Conductive Copper Niobate: Superior Li+‐Storage Capability and Novel Li+‐Transport Mechanism

Abstract Niobates with shear ReO 3 crystal structures are remarkably promising anode materials for Li + batteries due to their large capacities, inherent safety, and high cycling stability. However, they generally suffer from limited rate capabilities rooted in their insufficient electronic and Li + conductivities. Here, micrometer‐sized copper niobate (Cu 2 Nb 34 O 87 ) bulk as a new anode material having a high electronic conductivity of 2.1 × 10 −5 S cm −1 and an impressive average Li + diffusion coefficient of ≈3.5 × 10 −13 cm 2 s −1 is exploited, which synergistically leads to an excellent rate capability (184 mAh g −1 at 10 C) while remaining a large reversible capacity and superior cycling stability.
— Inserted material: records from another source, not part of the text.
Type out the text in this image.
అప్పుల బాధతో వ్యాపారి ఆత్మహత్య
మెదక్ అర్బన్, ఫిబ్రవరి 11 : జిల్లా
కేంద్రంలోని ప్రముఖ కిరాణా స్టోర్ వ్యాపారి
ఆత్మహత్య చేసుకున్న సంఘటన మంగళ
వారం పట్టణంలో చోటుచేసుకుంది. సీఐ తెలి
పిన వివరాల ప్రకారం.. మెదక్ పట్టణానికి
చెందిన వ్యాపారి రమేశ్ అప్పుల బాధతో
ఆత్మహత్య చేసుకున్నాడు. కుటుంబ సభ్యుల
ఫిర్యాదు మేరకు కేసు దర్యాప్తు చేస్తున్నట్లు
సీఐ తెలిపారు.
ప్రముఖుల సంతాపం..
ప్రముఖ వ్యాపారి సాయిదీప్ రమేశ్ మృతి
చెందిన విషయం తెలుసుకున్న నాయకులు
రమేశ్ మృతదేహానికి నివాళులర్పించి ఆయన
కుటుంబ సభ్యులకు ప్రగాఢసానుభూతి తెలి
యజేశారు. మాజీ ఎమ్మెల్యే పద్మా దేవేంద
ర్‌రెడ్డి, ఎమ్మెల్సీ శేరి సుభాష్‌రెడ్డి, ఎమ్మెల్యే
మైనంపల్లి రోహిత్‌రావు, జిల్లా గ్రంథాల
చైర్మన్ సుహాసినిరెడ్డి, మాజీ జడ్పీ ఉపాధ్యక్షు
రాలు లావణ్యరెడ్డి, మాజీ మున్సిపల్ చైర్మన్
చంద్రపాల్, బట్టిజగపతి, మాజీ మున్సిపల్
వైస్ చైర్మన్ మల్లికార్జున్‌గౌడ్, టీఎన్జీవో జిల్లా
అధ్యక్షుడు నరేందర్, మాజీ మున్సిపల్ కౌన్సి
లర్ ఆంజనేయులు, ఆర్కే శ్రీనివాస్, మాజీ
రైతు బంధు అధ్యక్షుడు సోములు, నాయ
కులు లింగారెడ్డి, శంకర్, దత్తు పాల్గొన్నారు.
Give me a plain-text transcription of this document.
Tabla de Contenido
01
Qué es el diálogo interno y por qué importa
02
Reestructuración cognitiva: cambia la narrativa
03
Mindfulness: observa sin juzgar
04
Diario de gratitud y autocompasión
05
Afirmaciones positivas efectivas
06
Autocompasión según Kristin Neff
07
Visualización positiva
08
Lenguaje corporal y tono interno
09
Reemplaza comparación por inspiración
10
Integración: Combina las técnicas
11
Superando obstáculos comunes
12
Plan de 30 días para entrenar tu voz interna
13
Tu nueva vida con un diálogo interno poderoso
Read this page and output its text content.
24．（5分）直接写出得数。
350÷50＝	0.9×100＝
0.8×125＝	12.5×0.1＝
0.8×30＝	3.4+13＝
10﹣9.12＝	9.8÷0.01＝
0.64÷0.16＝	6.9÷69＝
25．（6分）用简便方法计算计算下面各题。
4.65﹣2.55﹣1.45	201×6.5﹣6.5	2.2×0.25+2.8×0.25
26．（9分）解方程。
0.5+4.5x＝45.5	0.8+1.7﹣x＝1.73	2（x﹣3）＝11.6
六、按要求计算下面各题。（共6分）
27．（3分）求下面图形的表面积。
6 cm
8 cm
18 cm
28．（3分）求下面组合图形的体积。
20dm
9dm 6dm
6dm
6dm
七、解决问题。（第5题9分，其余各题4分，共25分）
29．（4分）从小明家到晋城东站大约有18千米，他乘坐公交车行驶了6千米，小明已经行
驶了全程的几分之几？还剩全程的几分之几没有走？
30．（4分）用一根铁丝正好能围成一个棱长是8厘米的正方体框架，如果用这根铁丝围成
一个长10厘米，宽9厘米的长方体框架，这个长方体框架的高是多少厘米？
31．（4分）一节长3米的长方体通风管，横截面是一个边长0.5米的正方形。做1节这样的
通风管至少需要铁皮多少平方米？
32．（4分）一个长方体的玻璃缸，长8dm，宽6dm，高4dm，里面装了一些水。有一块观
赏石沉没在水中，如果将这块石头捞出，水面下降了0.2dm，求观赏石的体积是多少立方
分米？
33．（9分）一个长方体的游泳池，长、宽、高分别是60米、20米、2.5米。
Moreover, the fast Li + transport pathways of grain boundary (micrometer scale) → lattice deformation area (nanometer scale) → (010) crystallographic plane (angstrom scale) are demonstrated in Cu 2 Nb 34 O 87 . Therefore, these results could pave the way for practical application of Cu 2 Nb 34 O 87 in high‐performance Li + batteries.